The enzyme pepsin likes a low pH, dissimilar to other enzymes, so that’s is why the hydrochloric acid was added. This is a lot like human stomachs, where a lot of acid is present. Pepsin in the human body starts life as pepsinogen, an inactive enzyme which is turned into to pepsin to react with proteins. If it was produced as pepsin, it is so powerful, it would start to break down the tissues in our body! The digestion process is quite slow in human bodies, which could explain why the reaction took a while to happen.
Evaluation: I think this experiment went quite well, although because of the nature of the experiment, collecting results was difficult, as the investigations took a while to start working and finish working. However, we worked quite well as a group, and did eventually manage to get a few results. Even though, our results from the 60oC experiment did not seem to fit the pattern on the graph.
One explanation for these anomalous results could be to do with the enzyme, and its temperature. In the experiment we first warmed the water baths to the right temperature, and then put the test tubes in. This meant that while it was being warmed, the enzyme was reacting with the egg white, until it got so hot that it denatured, instead of being denatured before the experiment started. This could have affected our results, and if I was to do the experiment again, I would allow time to heat the pepsin to the required temperature
Another factor that could have affected our results was the temperature of the water baths. Trying to keep them at the right temperature throughout the experiment was difficult, and this meant they dropped below their required temperatures. When this happened the enzyme began to work slightly better or worse, meaning the results became inaccurate.

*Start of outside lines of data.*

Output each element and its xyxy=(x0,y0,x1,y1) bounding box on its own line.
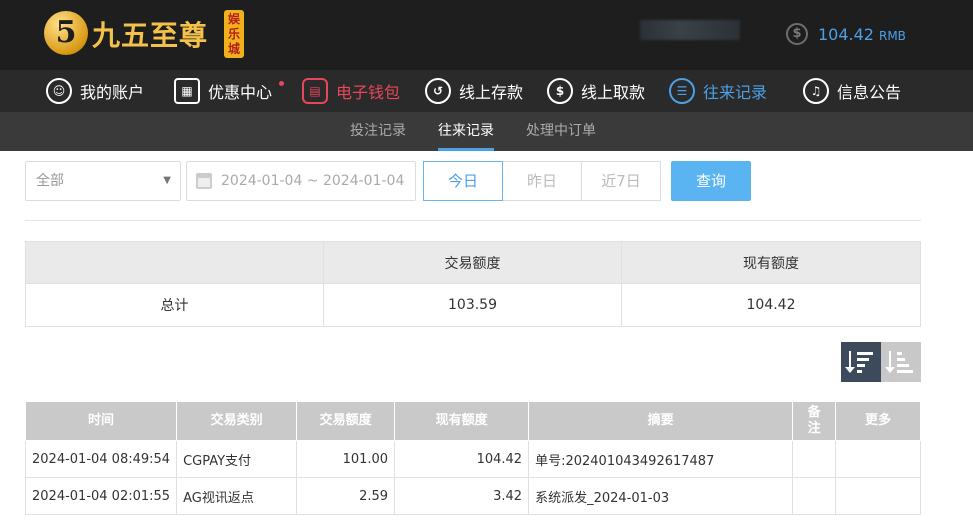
records-header-row: 时间 交易类别 交易额度 现有额度 摘要 备注 更多 xyxy=(24,401,921,441)
cell-type: AG视讯返点 xyxy=(176,477,298,515)
type-select-value: 全部 xyxy=(36,173,64,189)
cell-more[interactable] xyxy=(835,477,921,515)
tab-bet-records[interactable]: 投注记录 xyxy=(350,112,406,151)
balance-amount: 104.42 xyxy=(818,24,874,44)
blurred-username xyxy=(640,20,740,40)
cell-type: CGPAY支付 xyxy=(176,440,298,478)
sort-ascending-button[interactable] xyxy=(881,342,921,382)
nav-label: 线上存款 xyxy=(459,83,524,102)
brand-logo[interactable]: 5 九五至尊 娱乐城 xyxy=(44,8,244,60)
summary-row: 总计 103.59 104.42 xyxy=(25,283,921,327)
cell-more[interactable] xyxy=(835,440,921,478)
nav-label: 电子钱包 xyxy=(336,83,401,102)
summary-current-balance: 104.42 xyxy=(621,283,921,327)
calendar-icon xyxy=(196,173,212,189)
summary-header-row: 交易额度 现有额度 xyxy=(25,241,921,284)
table-row[interactable]: 2024-01-04 08:49:54 CGPAY支付 101.00 104.4… xyxy=(24,440,921,478)
cell-amount: 101.00 xyxy=(296,440,396,478)
deposit-icon: ↺ xyxy=(425,78,451,104)
nav-label: 线上取款 xyxy=(581,83,646,102)
top-header: 5 九五至尊 娱乐城 $ 104.42 RMB xyxy=(0,0,973,70)
query-button[interactable]: 查询 xyxy=(671,161,751,201)
caret-down-icon: ▼ xyxy=(163,175,171,186)
records-icon: ☰ xyxy=(669,78,695,104)
dollar-coin-icon: $ xyxy=(786,23,808,45)
balance-unit: RMB xyxy=(878,28,906,43)
col-type: 交易类别 xyxy=(176,401,298,441)
date-range-input[interactable]: 2024-01-04 ~ 2024-01-04 xyxy=(186,161,416,201)
col-remark: 备注 xyxy=(792,401,837,441)
notification-dot xyxy=(279,81,284,86)
bell-icon: ♫ xyxy=(803,78,829,104)
col-summary: 摘要 xyxy=(528,401,794,441)
cell-time: 2024-01-04 08:49:54 xyxy=(24,440,178,478)
divider xyxy=(25,220,921,221)
summary-header: 现有额度 xyxy=(621,241,921,284)
cell-summary: 系统派发_2024-01-03 xyxy=(528,477,794,515)
cell-amount: 2.59 xyxy=(296,477,396,515)
withdraw-icon: $ xyxy=(547,78,573,104)
sort-descending-button[interactable] xyxy=(841,342,881,382)
range-today-button[interactable]: 今日 xyxy=(423,161,503,201)
col-balance: 现有额度 xyxy=(394,401,530,441)
range-yesterday-button[interactable]: 昨日 xyxy=(502,161,582,201)
nav-online-withdraw[interactable]: $ 线上取款 xyxy=(547,70,645,112)
nav-label: 优惠中心 xyxy=(208,83,273,102)
col-more: 更多 xyxy=(835,401,921,441)
cell-balance: 3.42 xyxy=(394,477,530,515)
table-row[interactable]: 2024-01-04 02:01:55 AG视讯返点 2.59 3.42 系统派… xyxy=(24,477,921,515)
nav-label: 往来记录 xyxy=(703,83,768,102)
nav-my-account[interactable]: ☺ 我的账户 xyxy=(46,70,144,112)
cell-remark xyxy=(792,440,837,478)
summary-transaction-amount: 103.59 xyxy=(323,283,622,327)
sub-nav: 投注记录 往来记录 处理中订单 xyxy=(0,112,973,151)
date-range-value: 2024-01-04 ~ 2024-01-04 xyxy=(221,173,405,189)
logo-mark: 5 xyxy=(44,11,88,55)
tab-pending-orders[interactable]: 处理中订单 xyxy=(526,112,596,151)
summary-header xyxy=(25,241,324,284)
nav-e-wallet[interactable]: ▤ 电子钱包 xyxy=(302,70,400,112)
col-time: 时间 xyxy=(24,401,178,441)
nav-label: 我的账户 xyxy=(80,83,145,102)
gift-icon: ▦ xyxy=(174,78,200,104)
cell-time: 2024-01-04 02:01:55 xyxy=(24,477,178,515)
nav-online-deposit[interactable]: ↺ 线上存款 xyxy=(425,70,523,112)
summary-label: 总计 xyxy=(25,283,324,327)
type-select[interactable]: 全部 ▼ xyxy=(25,161,181,201)
cell-remark xyxy=(792,477,837,515)
cell-balance: 104.42 xyxy=(394,440,530,478)
user-icon: ☺ xyxy=(46,78,72,104)
brand-name: 九五至尊 xyxy=(92,19,209,52)
main-nav: ☺ 我的账户 ▦ 优惠中心 ▤ 电子钱包 ↺ 线上存款 $ 线上取款 ☰ 往来记… xyxy=(0,70,973,112)
tab-transaction-records[interactable]: 往来记录 xyxy=(438,112,494,151)
summary-table: 交易额度 现有额度 总计 103.59 104.42 xyxy=(25,241,921,327)
nav-label: 信息公告 xyxy=(837,83,902,102)
cell-summary: 单号:202401043492617487 xyxy=(528,440,794,478)
col-amount: 交易额度 xyxy=(296,401,396,441)
nav-announcements[interactable]: ♫ 信息公告 xyxy=(803,70,901,112)
brand-badge: 娱乐城 xyxy=(224,10,244,58)
nav-promotions[interactable]: ▦ 优惠中心 xyxy=(174,70,272,112)
nav-records[interactable]: ☰ 往来记录 xyxy=(669,70,767,112)
balance-display: $ 104.42 RMB xyxy=(786,22,906,46)
range-7days-button[interactable]: 近7日 xyxy=(581,161,661,201)
records-table: 时间 交易类别 交易额度 现有额度 摘要 备注 更多 2024-01-04 08… xyxy=(24,401,921,515)
summary-header: 交易额度 xyxy=(323,241,622,284)
wallet-icon: ▤ xyxy=(302,78,328,104)
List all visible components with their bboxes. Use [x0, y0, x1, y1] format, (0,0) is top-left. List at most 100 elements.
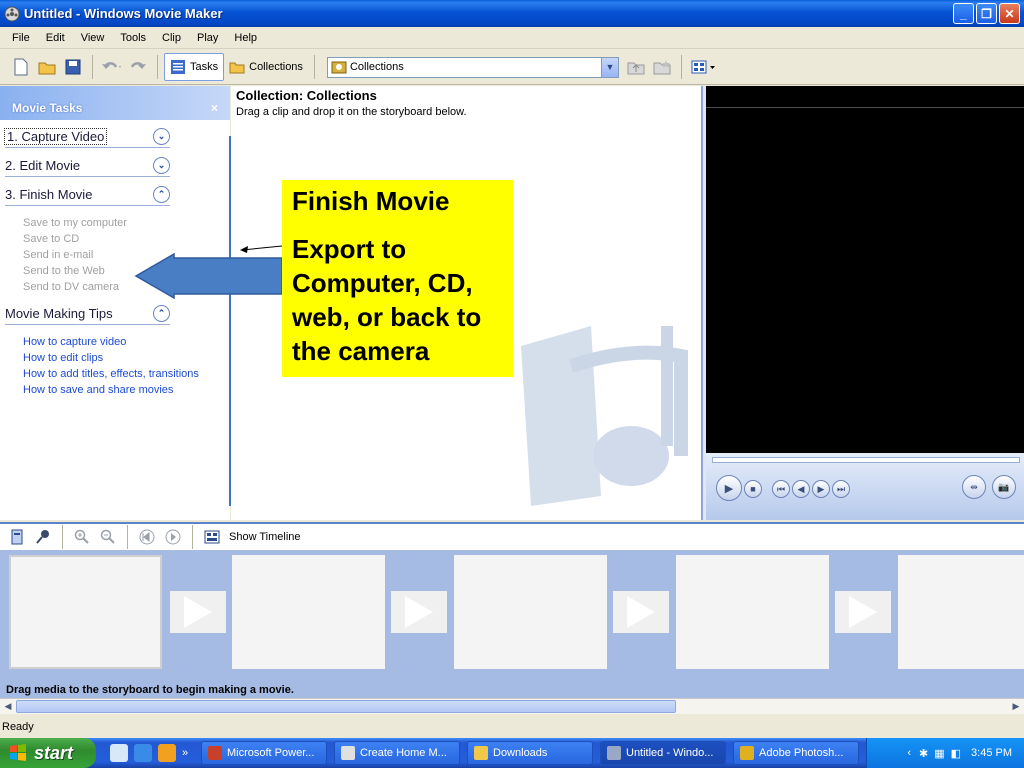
section-label: 1. Capture Video [3, 128, 108, 145]
narrate-mic-icon[interactable] [32, 526, 54, 548]
folder-icon [229, 62, 245, 74]
play-button[interactable]: ▶ [716, 475, 742, 501]
storyboard-clip-slot[interactable] [9, 555, 162, 669]
collections-dropdown[interactable]: Collections ▼ [326, 56, 619, 78]
quick-launch-ie-icon[interactable] [134, 744, 152, 762]
show-timeline-button[interactable]: Show Timeline [229, 531, 301, 543]
start-label: start [34, 742, 74, 763]
split-clip-button[interactable]: ⇹ [962, 475, 986, 499]
status-text: Ready [2, 721, 34, 733]
save-project-icon[interactable] [62, 56, 84, 78]
rewind-storyboard-icon[interactable] [136, 526, 158, 548]
zoom-out-icon[interactable] [97, 526, 119, 548]
transition-slot[interactable] [835, 591, 891, 633]
quick-launch-clock-icon[interactable] [158, 744, 176, 762]
tray-app-icon[interactable]: ✱ [919, 747, 928, 760]
restore-button[interactable]: ❐ [976, 3, 997, 24]
close-button[interactable]: ✕ [999, 3, 1020, 24]
scrollbar-thumb[interactable] [16, 700, 676, 713]
scroll-left-icon[interactable]: ◀ [1, 700, 15, 713]
forward-button[interactable]: ▶ [812, 480, 830, 498]
section-finish-movie[interactable]: 3. Finish Movie ⌃ [5, 184, 170, 206]
tip-edit-clips[interactable]: How to edit clips [23, 352, 103, 364]
taskbar-downloads[interactable]: Downloads [467, 741, 593, 765]
menu-view[interactable]: View [73, 27, 113, 48]
minimize-button[interactable]: _ [953, 3, 974, 24]
task-send-web[interactable]: Send to the Web [23, 265, 105, 277]
scroll-right-icon[interactable]: ▶ [1009, 700, 1023, 713]
menu-play[interactable]: Play [189, 27, 226, 48]
task-save-to-computer[interactable]: Save to my computer [23, 217, 127, 229]
callout-body: Export to Computer, CD, web, or back to … [292, 234, 482, 366]
open-project-icon[interactable] [36, 56, 58, 78]
tasks-toggle-button[interactable]: Tasks [164, 53, 225, 81]
back-button[interactable]: ◀ [792, 480, 810, 498]
redo-icon[interactable] [127, 56, 149, 78]
title-bar: Untitled - Windows Movie Maker _ ❐ ✕ [0, 0, 1024, 27]
tip-save-share[interactable]: How to save and share movies [23, 384, 173, 396]
new-folder-icon[interactable] [651, 56, 673, 78]
collections-label: Collections [249, 61, 303, 73]
previous-frame-button[interactable]: ⏮ [772, 480, 790, 498]
task-send-dv-camera[interactable]: Send to DV camera [23, 281, 119, 293]
document-icon [341, 746, 355, 760]
zoom-in-icon[interactable] [71, 526, 93, 548]
menu-tools[interactable]: Tools [112, 27, 154, 48]
collections-dropdown-value: Collections [349, 61, 404, 73]
storyboard-scrollbar[interactable]: ◀ ▶ [0, 698, 1024, 714]
storyboard-view-icon[interactable] [6, 526, 28, 548]
menu-help[interactable]: Help [226, 27, 265, 48]
quick-launch-outlook-icon[interactable] [110, 744, 128, 762]
chevron-up-icon[interactable]: ⌃ [153, 305, 170, 322]
section-edit-movie[interactable]: 2. Edit Movie ⌄ [5, 155, 170, 177]
undo-icon[interactable] [101, 56, 123, 78]
transition-slot[interactable] [170, 591, 226, 633]
stop-button[interactable]: ■ [744, 480, 762, 498]
next-frame-button[interactable]: ⏭ [832, 480, 850, 498]
views-icon[interactable] [690, 56, 718, 78]
tip-titles-effects[interactable]: How to add titles, effects, transitions [23, 368, 199, 380]
timeline-icon[interactable] [201, 526, 223, 548]
taskbar-movie-maker[interactable]: Untitled - Windo... [600, 741, 726, 765]
take-picture-button[interactable]: 📷 [992, 475, 1016, 499]
chevron-down-icon[interactable]: ⌄ [153, 128, 170, 145]
play-storyboard-icon[interactable] [162, 526, 184, 548]
quick-launch-expand-icon[interactable]: » [182, 747, 188, 759]
menu-clip[interactable]: Clip [154, 27, 189, 48]
chevron-down-icon[interactable]: ⌄ [153, 157, 170, 174]
up-level-icon[interactable] [625, 56, 647, 78]
task-save-to-cd[interactable]: Save to CD [23, 233, 79, 245]
menu-file[interactable]: File [0, 27, 38, 48]
collection-hint: Drag a clip and drop it on the storyboar… [236, 106, 467, 118]
tray-volume-icon[interactable]: ◧ [951, 747, 961, 760]
chevron-down-icon[interactable]: ▼ [600, 57, 618, 77]
folder-icon [474, 746, 488, 760]
taskbar-powerpoint[interactable]: Microsoft Power... [201, 741, 327, 765]
close-pane-icon[interactable]: × [211, 101, 218, 115]
taskbar-photoshop[interactable]: Adobe Photosh... [733, 741, 859, 765]
section-capture-video[interactable]: 1. Capture Video ⌄ [3, 126, 170, 148]
movie-tasks-title: Movie Tasks [12, 101, 83, 115]
tray-network-icon[interactable]: ▦ [934, 747, 944, 760]
tip-capture-video[interactable]: How to capture video [23, 336, 126, 348]
collections-toggle-button[interactable]: Collections [224, 53, 308, 81]
transition-slot[interactable] [613, 591, 669, 633]
seek-bar[interactable] [712, 457, 1020, 463]
preview-top-bar [706, 86, 1024, 108]
start-button[interactable]: start [0, 738, 96, 768]
storyboard-clip-slot[interactable] [898, 555, 1024, 669]
new-project-icon[interactable] [10, 56, 32, 78]
section-movie-making-tips[interactable]: Movie Making Tips ⌃ [5, 303, 170, 325]
taskbar-label: Microsoft Power... [227, 747, 315, 759]
task-send-email[interactable]: Send in e-mail [23, 249, 93, 261]
taskbar-create-home-movie[interactable]: Create Home M... [334, 741, 460, 765]
chevron-up-icon[interactable]: ⌃ [153, 186, 170, 203]
callout-arrow [134, 245, 283, 300]
tray-expand-icon[interactable]: ‹ [907, 747, 911, 759]
storyboard[interactable]: Drag media to the storyboard to begin ma… [0, 550, 1024, 698]
menu-edit[interactable]: Edit [38, 27, 73, 48]
storyboard-clip-slot[interactable] [232, 555, 385, 669]
storyboard-clip-slot[interactable] [454, 555, 607, 669]
storyboard-clip-slot[interactable] [676, 555, 829, 669]
transition-slot[interactable] [391, 591, 447, 633]
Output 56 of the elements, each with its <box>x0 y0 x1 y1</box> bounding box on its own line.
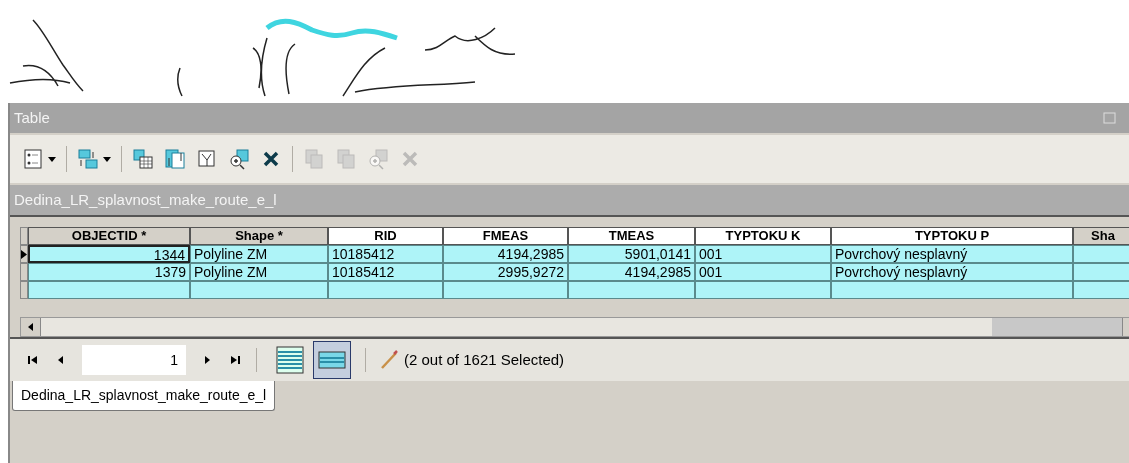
table-cell: 001 <box>695 263 831 281</box>
last-record-icon <box>228 354 242 366</box>
table-tab[interactable]: Dedina_LR_splavnost_make_route_e_l <box>12 381 276 411</box>
column-header[interactable]: Shape * <box>190 227 328 245</box>
table-cell <box>1073 245 1129 263</box>
table-cell: 1379 <box>28 263 190 281</box>
related-tables-icon <box>77 148 99 170</box>
column-header[interactable]: TMEAS <box>568 227 695 245</box>
first-record-button[interactable] <box>26 354 40 366</box>
table-cell: 10185412 <box>328 263 443 281</box>
table-cell: Povrchový nesplavný <box>831 263 1073 281</box>
column-header[interactable]: OBJECTID * <box>28 227 190 245</box>
toolbar-button[interactable] <box>77 148 111 170</box>
table-cell <box>1073 263 1129 281</box>
caret-icon <box>103 156 111 162</box>
table-cell: Polyline ZM <box>190 245 328 263</box>
table-cell: 4194,2985 <box>568 263 695 281</box>
last-record-button[interactable] <box>228 354 242 366</box>
column-header[interactable]: Sha <box>1073 227 1129 245</box>
record-field[interactable]: 1 <box>82 345 186 375</box>
table-select-icon <box>132 148 154 170</box>
toolbar-button[interactable] <box>22 148 56 170</box>
left-arrow-icon <box>28 323 33 331</box>
window-title: Table <box>14 107 50 128</box>
all-records-icon <box>276 346 304 374</box>
column-header[interactable]: TYPTOKU P <box>831 227 1073 245</box>
show-selected-records-button[interactable] <box>313 341 351 379</box>
header-corner <box>20 227 28 245</box>
switch-selection-icon <box>164 148 186 170</box>
scroll-left-button[interactable] <box>21 318 41 336</box>
copy-records-icon <box>335 148 357 170</box>
table-cell: Povrchový nesplavný <box>831 245 1073 263</box>
clear-selection-icon <box>196 148 218 170</box>
column-header[interactable]: RID <box>328 227 443 245</box>
table-name: Dedina_LR_splavnost_make_route_e_l <box>14 189 277 210</box>
pencil-icon <box>380 350 400 370</box>
table-cell: 4194,2985 <box>443 245 568 263</box>
copy-records-icon <box>303 148 325 170</box>
toolbar-button[interactable] <box>228 148 250 170</box>
table-cell: 5901,0141 <box>568 245 695 263</box>
selection-status: (2 out of 1621 Selected) <box>404 349 565 370</box>
table-cell: 1344 <box>28 245 190 263</box>
table-cell: Polyline ZM <box>190 263 328 281</box>
selected-records-icon <box>318 351 346 369</box>
scroll-thumb[interactable] <box>992 318 1122 336</box>
caret-icon <box>48 156 56 162</box>
table-cell: 001 <box>695 245 831 263</box>
horizontal-scrollbar[interactable] <box>20 317 1129 337</box>
column-header[interactable]: TYPTOKU K <box>695 227 831 245</box>
zoom-icon <box>367 148 389 170</box>
column-header[interactable]: FMEAS <box>443 227 568 245</box>
table-cell: 10185412 <box>328 245 443 263</box>
table-cell: 2995,9272 <box>443 263 568 281</box>
list-options-icon <box>22 148 44 170</box>
first-record-icon <box>26 354 40 366</box>
zoom-icon <box>228 148 250 170</box>
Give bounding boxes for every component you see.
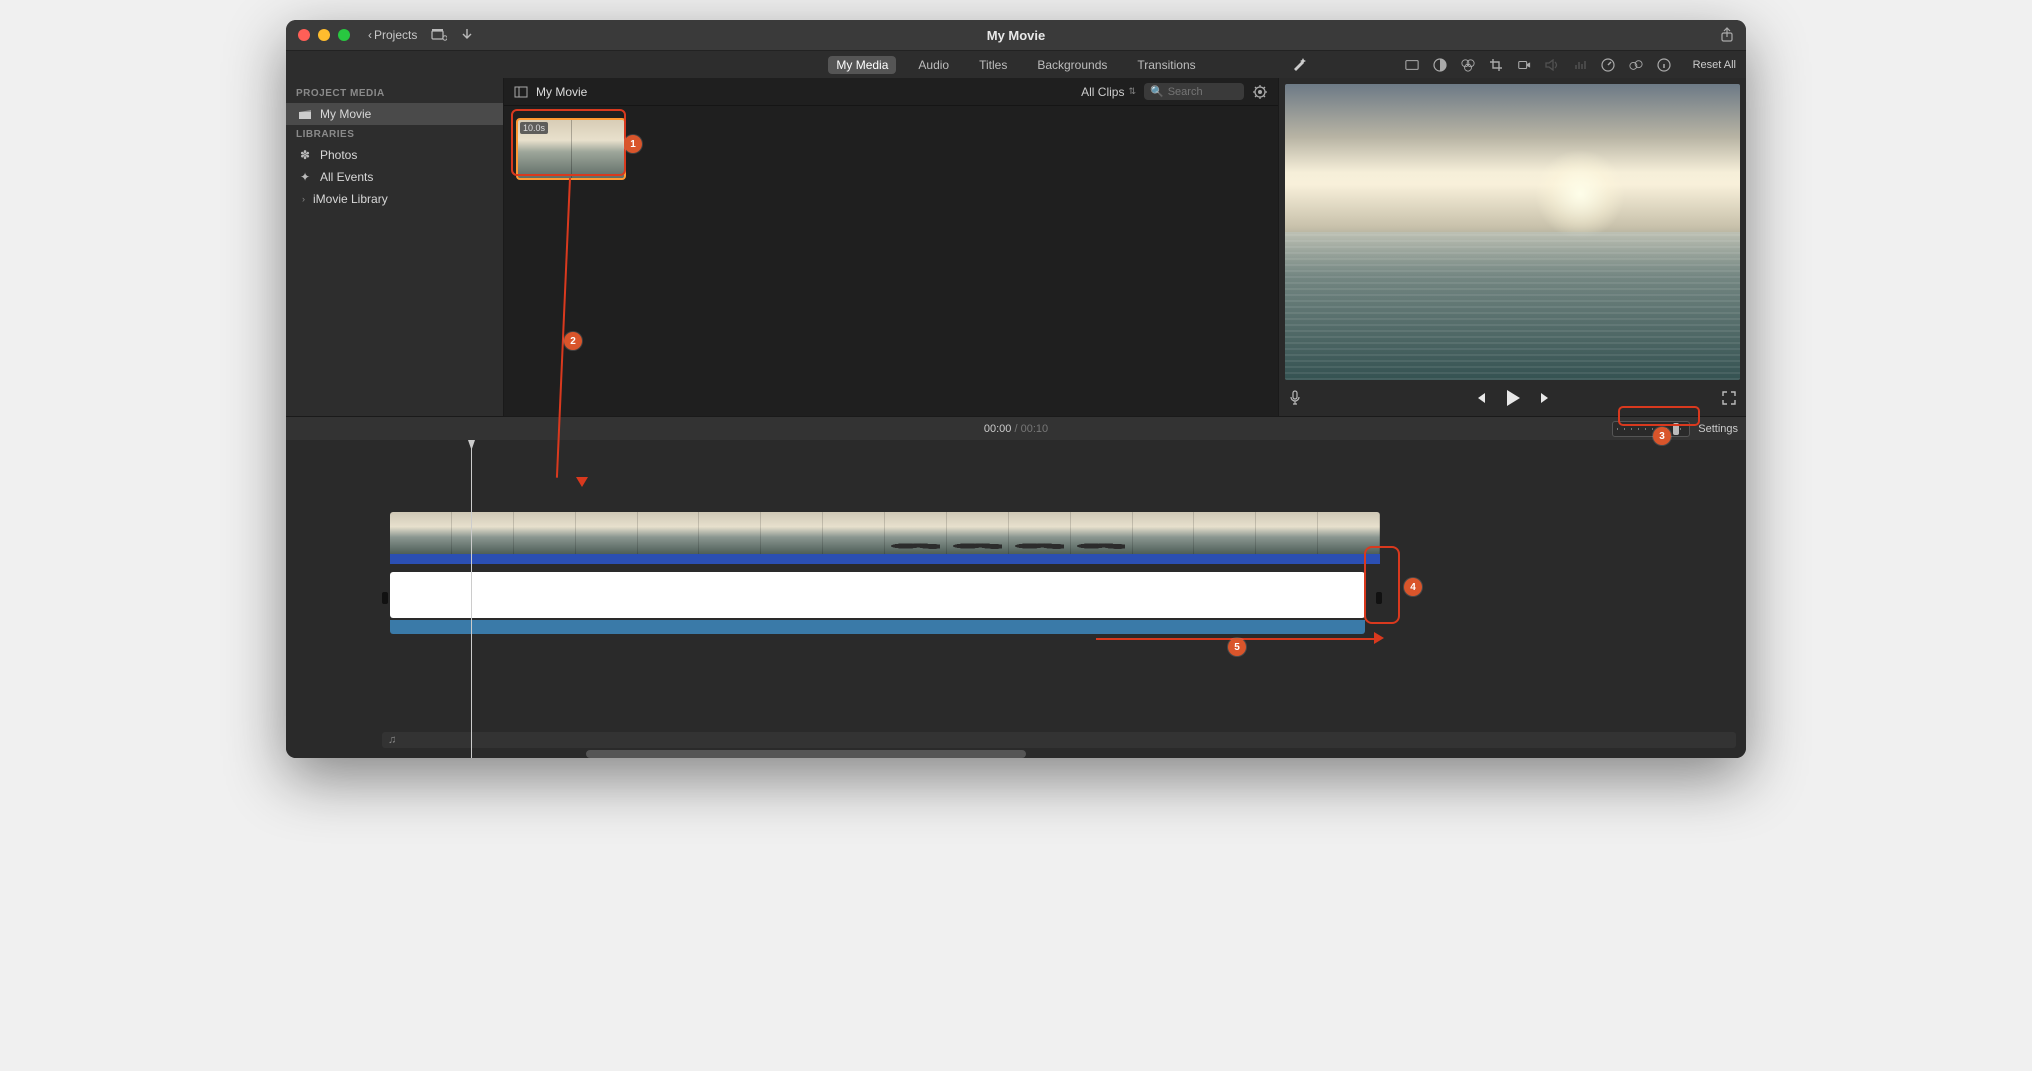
sidebar-item-label: My Movie <box>320 107 371 121</box>
transition-handle-right[interactable] <box>1376 592 1382 604</box>
fullscreen-icon[interactable] <box>1722 391 1736 405</box>
preview-sun-flare <box>1535 149 1625 239</box>
browser-header: My Movie All Clips ⇅ 🔍 <box>504 78 1278 106</box>
sidebar-item-label: iMovie Library <box>313 192 388 206</box>
timeline-zoom-slider[interactable] <box>1612 421 1690 437</box>
annotation-badge-5: 5 <box>1228 638 1246 656</box>
timeline-header: 00:00 / 00:10 Settings <box>286 416 1746 440</box>
annotation-badge-4: 4 <box>1404 578 1422 596</box>
chevron-right-icon: › <box>302 194 305 204</box>
search-field[interactable]: 🔍 <box>1144 83 1244 100</box>
video-track[interactable] <box>390 512 1380 564</box>
sidebar-item-my-movie[interactable]: My Movie <box>286 103 503 125</box>
crop-icon[interactable] <box>1489 58 1503 72</box>
reset-all-button[interactable]: Reset All <box>1693 59 1736 71</box>
speed-icon[interactable] <box>1601 58 1615 72</box>
download-arrow-icon[interactable] <box>461 28 473 42</box>
upper-panel: PROJECT MEDIA My Movie LIBRARIES ✽ Photo… <box>286 78 1746 416</box>
search-input[interactable] <box>1168 86 1238 98</box>
screen-icon[interactable] <box>1405 58 1419 72</box>
photos-icon: ✽ <box>298 148 312 162</box>
preview-pane <box>1278 78 1746 416</box>
timecode-total: 00:10 <box>1021 423 1049 435</box>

We were short of time during the investigation, so it meant that we use several water baths all at the same time. If I were to repeat the experiment I would take more care to check the temperatures of the baths more regularly, or just do one at a time.
Measuring when the experiment had actually finished was again difficult. As the precipitate was formed, it started to settle, leaving a clear liquid behind. However, the some of the precipitate floated to the top and it meant we probably took a finishing point at different stages in each experiment. This could have again affected our results.
If I was going to repeat the experiment, I would definitely take more time and care over the temperatures of the experiments and before I started I would determine a finishing point which would be the same for each experiment. If I had the time I would do each experiment separately and repeat it a few times. This would mean I would get more accurate results which would probably make a better fit with the expected results.
To extend the experiment, I could extend the range of temperatures we took measurements at. If the temperature goes much beyond 60oC, I don’t think much would happen, but I could take it down to 0oC, using ice. We could also take measurements at every 5oC, so the resulting curve would be more accurate, and I would be able to draw a firmer conclusion. I could also test out other enzymes with their substrates, say amylase and starch, to see if temperature had the same effect on them.